Stepping back and looking at the “big picture” is a common technique for trying to distance yourself from one’s obsession with whatever is in front of them, and to re-prioritise toward what is really important. For this purpose it is very useful; but as a general attitude for learning I find it almost as harmful as Fitzgerald’s suggestion.
The main obstacle to long-term learning, in my experience, is almost never time or “wasting” it on learning the wrong thing. Instead, it is ambition and interest. This may very well be a natural instinct guarding against what Nanda warns about — I usually have no interest in learning about something that is not useful3.
Just as it is problematic to try and avoid merely getting “Wikipedia-depth [knowledge] of each topic”, it is equally problematic to aim for it. Learning should be an intuitive process that we are prompted to naturally, and trying to “choose” what to learn strategically will almost always be a mistake. What (and when) will be useful is almost impossible to predict in my experience. One will always encounter newfound situations where one’s knowledge of an obscure topic will become relevant.
That learning should be fluid and intuitive does not however mean the rejection of structured, deliberate practice. Techniques like spaced repetition can significantly speed up long-term memorization and do not need to be discarded. But what you choose to learn through such things does not have to be equally rigid. Perhaps this is what modern schooling gets wrong? It sees that intensive, rigid learning works, but wrongfully applies that to the curriculum. Just because the metaphors (fluid vs structured) are antipodes does not need to mean the same in practice.

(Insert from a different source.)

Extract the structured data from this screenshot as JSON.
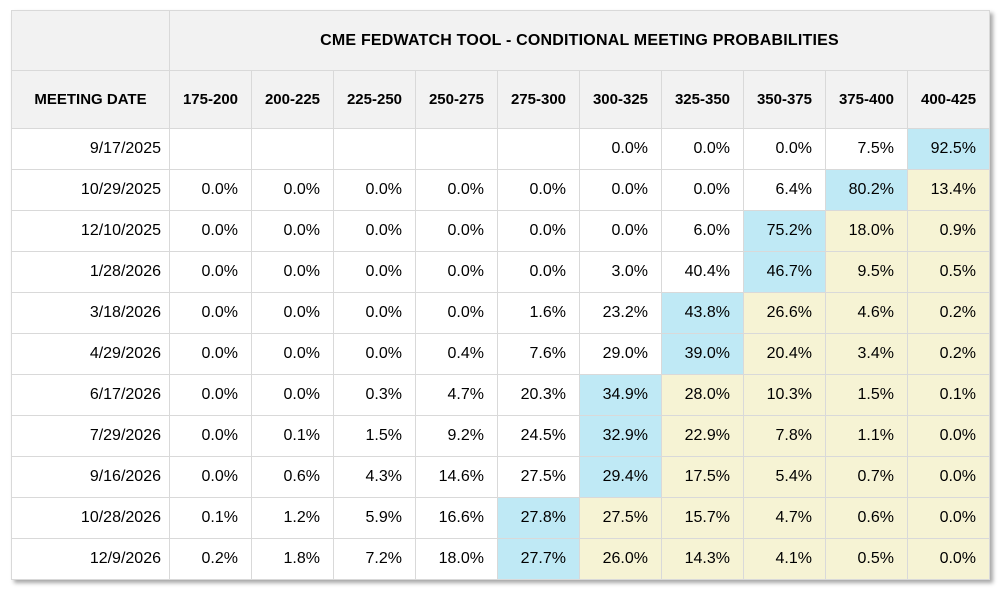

There are of course certain situations that in microcosm appear worth focusing on. If you are a material sciences researcher, it might be more important to read up on crystal structures than to study the work of Shakespeare. But this is a consequence of our society’s technical view; a material science researcher should only be focusing on material science — everything else is unnecessary. But in reality humans are multifaceted individuals who not only may be interested in multiple things, but they also interact with other people interested completely different things. Having a broad base of knowledge, or an unnecessarily deep knowledge of something niche, allows us to see new perspectives, but they also deepen human connection and makes us able to empathize with others.
Footnotes:
Or “frameworks”, ugh.
Both the Pareto principle and Nanda’s rule are observations of power laws, and are therefore roughly the same. The difference is merely in their application, and so there is some merit to using the same name. Nanda uses the word “Pareto principle” in wasted motion, but the original principle is about land ownership, not labour.
I remember having to perform derivations “by hand” for different functions, or combinations of functions, in high school. This was of course interesting, and interesting to have been taught, but it is not something that I retain for very long once I learned to the much simpler rules for different function categories. Similarly I have no interest in memorising digits of \(\pi\) or \(e\) because I do not see the practical application in it.